Appello al buon senso dell'UE dal Ministro degli Esteri Hakan Fidan: attesi passi concreti sulla liberalizzazione dei visti
Il Ministro degli Esteri Hakan Fidan ha dichiarato che l'Unione Europea dovrebbe adottare un atteggiamento più equo e ragionevole nei confronti della Turchia.
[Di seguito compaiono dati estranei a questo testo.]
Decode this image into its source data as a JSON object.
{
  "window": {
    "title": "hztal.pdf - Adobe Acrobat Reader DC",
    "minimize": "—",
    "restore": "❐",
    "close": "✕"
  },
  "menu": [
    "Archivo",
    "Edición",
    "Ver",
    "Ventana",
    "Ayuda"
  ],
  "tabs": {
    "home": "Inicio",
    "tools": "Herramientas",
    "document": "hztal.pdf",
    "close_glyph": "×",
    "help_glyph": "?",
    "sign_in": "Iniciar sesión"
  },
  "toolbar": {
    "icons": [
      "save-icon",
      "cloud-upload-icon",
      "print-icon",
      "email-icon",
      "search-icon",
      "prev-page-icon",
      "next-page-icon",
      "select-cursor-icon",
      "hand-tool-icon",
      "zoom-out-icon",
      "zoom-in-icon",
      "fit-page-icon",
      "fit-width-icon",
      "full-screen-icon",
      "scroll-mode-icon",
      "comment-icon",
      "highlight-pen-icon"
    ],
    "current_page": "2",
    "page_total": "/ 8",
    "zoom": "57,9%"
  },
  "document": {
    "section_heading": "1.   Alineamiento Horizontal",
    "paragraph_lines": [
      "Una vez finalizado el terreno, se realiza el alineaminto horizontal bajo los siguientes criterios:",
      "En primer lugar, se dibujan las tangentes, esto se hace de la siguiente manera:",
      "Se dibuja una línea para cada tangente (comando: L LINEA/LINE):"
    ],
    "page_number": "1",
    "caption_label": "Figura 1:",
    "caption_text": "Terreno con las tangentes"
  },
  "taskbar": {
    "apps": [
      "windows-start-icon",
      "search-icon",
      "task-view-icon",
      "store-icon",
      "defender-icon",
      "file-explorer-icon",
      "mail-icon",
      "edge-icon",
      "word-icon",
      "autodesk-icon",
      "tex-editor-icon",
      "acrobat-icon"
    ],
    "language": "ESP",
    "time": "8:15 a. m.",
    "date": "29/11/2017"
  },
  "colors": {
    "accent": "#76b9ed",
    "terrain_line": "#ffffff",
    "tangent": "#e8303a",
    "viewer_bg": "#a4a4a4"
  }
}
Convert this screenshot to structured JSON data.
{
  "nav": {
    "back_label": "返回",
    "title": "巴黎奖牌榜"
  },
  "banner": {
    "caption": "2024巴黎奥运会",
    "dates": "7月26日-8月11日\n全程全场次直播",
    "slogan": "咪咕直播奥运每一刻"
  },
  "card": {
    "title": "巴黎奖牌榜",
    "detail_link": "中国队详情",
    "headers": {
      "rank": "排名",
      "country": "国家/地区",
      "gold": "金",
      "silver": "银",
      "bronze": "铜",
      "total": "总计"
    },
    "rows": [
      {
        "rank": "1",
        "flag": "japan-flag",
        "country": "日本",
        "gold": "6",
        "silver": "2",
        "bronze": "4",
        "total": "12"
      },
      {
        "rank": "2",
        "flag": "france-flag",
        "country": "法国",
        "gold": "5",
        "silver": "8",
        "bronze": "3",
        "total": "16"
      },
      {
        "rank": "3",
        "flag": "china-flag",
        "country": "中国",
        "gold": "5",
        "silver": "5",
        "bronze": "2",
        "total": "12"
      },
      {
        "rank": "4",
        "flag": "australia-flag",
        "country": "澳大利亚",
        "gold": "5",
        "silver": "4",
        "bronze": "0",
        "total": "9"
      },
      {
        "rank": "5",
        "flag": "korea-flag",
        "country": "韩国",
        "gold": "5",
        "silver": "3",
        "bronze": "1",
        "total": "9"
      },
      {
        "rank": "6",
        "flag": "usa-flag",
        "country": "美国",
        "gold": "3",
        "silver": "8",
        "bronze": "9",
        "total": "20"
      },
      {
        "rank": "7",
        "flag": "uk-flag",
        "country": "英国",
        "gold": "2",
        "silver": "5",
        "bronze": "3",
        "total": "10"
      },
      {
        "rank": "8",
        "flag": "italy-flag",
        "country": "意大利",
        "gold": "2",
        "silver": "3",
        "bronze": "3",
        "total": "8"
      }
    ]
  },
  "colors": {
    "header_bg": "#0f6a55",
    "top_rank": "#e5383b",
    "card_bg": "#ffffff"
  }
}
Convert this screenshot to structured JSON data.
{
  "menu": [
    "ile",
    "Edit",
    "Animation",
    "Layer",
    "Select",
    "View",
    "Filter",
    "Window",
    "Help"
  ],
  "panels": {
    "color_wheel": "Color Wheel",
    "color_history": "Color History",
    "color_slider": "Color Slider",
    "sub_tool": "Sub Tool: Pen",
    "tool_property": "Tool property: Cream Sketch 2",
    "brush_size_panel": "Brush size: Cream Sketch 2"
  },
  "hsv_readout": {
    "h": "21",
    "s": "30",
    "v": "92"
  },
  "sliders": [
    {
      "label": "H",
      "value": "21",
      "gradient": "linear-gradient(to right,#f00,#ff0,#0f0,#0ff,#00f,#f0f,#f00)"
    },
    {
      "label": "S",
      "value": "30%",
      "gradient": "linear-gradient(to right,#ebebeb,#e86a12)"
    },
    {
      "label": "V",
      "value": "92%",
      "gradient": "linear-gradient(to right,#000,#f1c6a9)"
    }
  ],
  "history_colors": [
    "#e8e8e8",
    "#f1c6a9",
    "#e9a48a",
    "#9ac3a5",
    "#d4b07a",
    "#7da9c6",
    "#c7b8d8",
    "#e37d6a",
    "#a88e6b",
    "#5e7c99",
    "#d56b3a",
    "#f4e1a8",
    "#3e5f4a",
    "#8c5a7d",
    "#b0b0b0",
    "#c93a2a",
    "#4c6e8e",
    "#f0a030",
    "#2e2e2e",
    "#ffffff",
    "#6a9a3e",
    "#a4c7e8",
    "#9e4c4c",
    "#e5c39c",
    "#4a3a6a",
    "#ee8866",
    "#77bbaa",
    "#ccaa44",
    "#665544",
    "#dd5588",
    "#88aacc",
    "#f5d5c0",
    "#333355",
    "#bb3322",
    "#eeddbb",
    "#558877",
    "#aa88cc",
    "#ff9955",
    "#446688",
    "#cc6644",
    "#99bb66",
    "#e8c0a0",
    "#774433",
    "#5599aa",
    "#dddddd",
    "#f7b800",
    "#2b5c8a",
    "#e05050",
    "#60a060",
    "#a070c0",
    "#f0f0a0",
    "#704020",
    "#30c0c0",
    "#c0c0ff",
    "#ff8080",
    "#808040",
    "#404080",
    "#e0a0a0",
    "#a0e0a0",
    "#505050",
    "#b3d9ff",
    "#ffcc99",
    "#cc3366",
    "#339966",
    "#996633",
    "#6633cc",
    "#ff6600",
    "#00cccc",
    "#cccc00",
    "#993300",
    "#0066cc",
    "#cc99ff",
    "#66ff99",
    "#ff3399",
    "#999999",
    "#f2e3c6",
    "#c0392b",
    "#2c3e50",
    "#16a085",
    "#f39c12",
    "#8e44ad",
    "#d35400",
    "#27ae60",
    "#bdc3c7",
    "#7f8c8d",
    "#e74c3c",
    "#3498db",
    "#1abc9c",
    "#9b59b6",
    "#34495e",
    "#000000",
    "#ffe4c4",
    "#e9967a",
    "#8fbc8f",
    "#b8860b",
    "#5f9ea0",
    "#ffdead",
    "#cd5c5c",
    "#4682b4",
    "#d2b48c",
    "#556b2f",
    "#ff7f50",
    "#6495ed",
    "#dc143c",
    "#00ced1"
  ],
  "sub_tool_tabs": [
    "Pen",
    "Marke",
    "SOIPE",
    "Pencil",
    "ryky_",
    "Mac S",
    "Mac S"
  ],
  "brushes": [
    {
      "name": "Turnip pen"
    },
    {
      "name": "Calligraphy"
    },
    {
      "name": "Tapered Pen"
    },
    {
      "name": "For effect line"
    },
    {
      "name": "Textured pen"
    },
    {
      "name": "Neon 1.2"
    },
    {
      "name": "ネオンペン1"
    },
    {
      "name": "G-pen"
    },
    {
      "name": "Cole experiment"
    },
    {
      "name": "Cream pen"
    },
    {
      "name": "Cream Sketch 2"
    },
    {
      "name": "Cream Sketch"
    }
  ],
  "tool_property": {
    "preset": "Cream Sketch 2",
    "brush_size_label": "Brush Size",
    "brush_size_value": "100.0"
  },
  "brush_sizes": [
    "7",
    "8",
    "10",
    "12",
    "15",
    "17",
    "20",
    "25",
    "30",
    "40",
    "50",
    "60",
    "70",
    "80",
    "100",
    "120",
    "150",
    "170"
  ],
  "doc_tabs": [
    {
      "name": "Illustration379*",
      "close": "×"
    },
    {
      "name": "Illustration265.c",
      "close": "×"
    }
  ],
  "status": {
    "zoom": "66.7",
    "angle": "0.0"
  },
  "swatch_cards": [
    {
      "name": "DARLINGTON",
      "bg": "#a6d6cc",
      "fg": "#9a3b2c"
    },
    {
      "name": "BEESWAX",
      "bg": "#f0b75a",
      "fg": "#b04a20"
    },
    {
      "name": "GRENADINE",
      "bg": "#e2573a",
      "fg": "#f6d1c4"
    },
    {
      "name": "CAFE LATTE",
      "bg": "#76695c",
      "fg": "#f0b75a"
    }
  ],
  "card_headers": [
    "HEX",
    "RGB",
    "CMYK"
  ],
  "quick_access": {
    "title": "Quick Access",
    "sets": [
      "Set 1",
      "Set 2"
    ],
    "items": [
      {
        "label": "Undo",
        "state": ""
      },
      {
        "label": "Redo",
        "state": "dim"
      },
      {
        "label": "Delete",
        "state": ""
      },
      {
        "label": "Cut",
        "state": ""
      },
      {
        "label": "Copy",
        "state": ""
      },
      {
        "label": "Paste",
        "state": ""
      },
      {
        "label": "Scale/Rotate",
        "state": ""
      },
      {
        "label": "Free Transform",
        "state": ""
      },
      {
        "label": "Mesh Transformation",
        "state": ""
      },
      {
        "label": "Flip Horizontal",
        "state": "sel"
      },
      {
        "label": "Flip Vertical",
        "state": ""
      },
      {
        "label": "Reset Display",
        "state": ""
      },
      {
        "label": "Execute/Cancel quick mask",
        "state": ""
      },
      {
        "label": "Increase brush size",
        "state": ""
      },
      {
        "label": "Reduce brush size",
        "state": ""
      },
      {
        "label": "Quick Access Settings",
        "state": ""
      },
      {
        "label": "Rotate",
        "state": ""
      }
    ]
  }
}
Fidan ha inoltre ricordato che si attendono passi concreti dall'UE in merito alla facilitazione dei visti.
İHA
Il Ministro degli Esteri Fidan ha lanciato un appello al buon senso e all'equità durante una conversazione telefonica avuta ieri sera con il Commissario europeo per la Politica di vicinato e l'allargamento, Oliver Varhelyi.
Secondo quanto appreso, durante il colloquio sono stati discussi i risultati del Consiglio Affari generali dell'UE sull'allargamento del 12 dicembre e le conclusioni del Vertice UE tenutosi il 14-15 dicembre 2023.
Il Ministro degli Esteri Fidan ha sottolineato al Commissario UE Varhelyi che, in un momento in cui le sfide globali si intensificano, l'UE dovrebbe agire con una prospettiva strategica per far progredire le relazioni con la Turchia.
RICHIESTA DI LIBERALIZZAZIONE DEI VISTI
Secondo le informazioni ottenute, il Ministro degli Esteri Fidan ha ricordato che la Turchia si aspetta che l'Unione Europea adotti al più presto passi concreti su questioni come l'aggiornamento dell'Unione doganale, l'aumento della cooperazione nel campo degli investimenti e la facilitazione dei visti.
È emerso inoltre che, durante la telefonata con il Commissario UE Varhelyi, il Ministro degli Esteri Fidan ha espresso il proprio disappunto per il fatto che la Comunicazione congiunta sulle relazioni Turchia-UE, preparata dalla Commissione europea e dall'Alto rappresentante dell'UE per gli affari esteri e la politica di sicurezza Josep Borrell, non sia stata discussa al Vertice UE della scorsa settimana, contrariamente a quanto previsto, ma sia stata rimandata al prossimo vertice.